SIERRA LEONE
Taylor appears before war court
FREETOWN — Former Liberian President Charles Taylor appeared before an international war-crimes tribunal yesterday to hear the 11 counts against him for helping destabilize West Africa through killings, maiming and the exploitation of diamond resources.
Mr. Taylor is the first former African president to face war-crimes charges. He was brought to Sierra Leone last week after briefly escaping custody in Nigeria.
Mr. Taylor faces 11 counts of war crimes and crimes against humanity, including sexual slavery and mutilation.
IRELAND
Gay partnerships given civil rights
DUBLIN — Ireland will legalize civil partnerships for homosexual couples, Prime Minister Bertie Ahern pledged yesterday as he opened new offices for the country’s main homosexual rights group.
Civil partnerships allow homosexual couples the same rights to inheritance, state benefits and other financial rights as held by married heterosexual couples.

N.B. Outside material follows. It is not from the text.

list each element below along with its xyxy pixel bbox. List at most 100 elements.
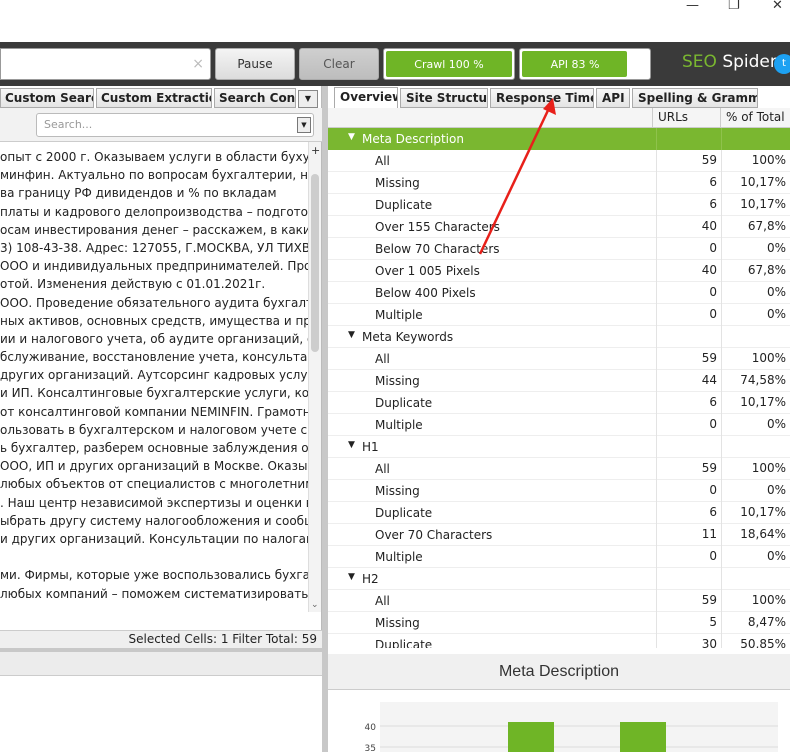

“Sexual orientation cannot, and must not, be the basis of a second-class citizenship. Our laws have changed, and will continue to change, to reflect this principle,” Mr. Ahern told an audience at Ireland’s Gay and Lesbian Equality Network.
CHINA
Dalai Lama can visit under conditions
BEIJING — Tibetan spiritual leader the Dalai Lama may be allowed to visit China if he “completely abandons” independence ambitions, the nation’s religious affairs chief said in comments published yesterday.
“As long as the Dalai Lama makes clear that he has completely abandoned Tibetan ’independence,’ it is not impossible for us to consider his visit,” State Administration for Religious Affairs Director Ye Xiaowen told the China Daily.
The Tibetan government-in-exile based in the Indian hill station of Dharamsala welcomed the statement.
SOUTH AFRICA
AIDS group barred from U.N. meeting
CAPE TOWN — South Africa’s Health Ministry has barred the country’s top AIDS activist group from a major United Nations’ forum on the epidemic, the group said yesterday, sparking a new row over AIDS policy.
The Treatment Action Campaign (TAC), nominated for a Nobel Prize in 2004, said the government excluded it from a list of South African groups invited to the U.N. General Assembly Special Session on AIDS, to be held from May 31 to June 2 in New York.
Health Ministry officials conceded that TAC had been taken off the official list of invitees. The group’s campaign for anti-retroviral drugs puts it at odds with the president, who publicly questions the emphasis on such drugs.
VENEZUELA
Chavez tightens grip on oil fields
CARACAS — Venezuela seized two oil fields from France’s Total SA and Italy’s Eni SpA after the companies failed to comply with a government demand that operations be turned over to state oil company Petroleos de Venezuela SA, Oil Minister Rafael Ramirez said yesterday.
“Those two companies resisted adjusting to our laws,” he said. “Those fields return to total, absolute control by Petroleos de Venezuela.”
Until the Venezuela company took control of the oil fields Saturday, Total and Eni had operated them under contract. Some other companies, including Exxon Mobil Corp., decided to sell their stakes among the 32 Venezuelan oil properties rather than go along with the new terms.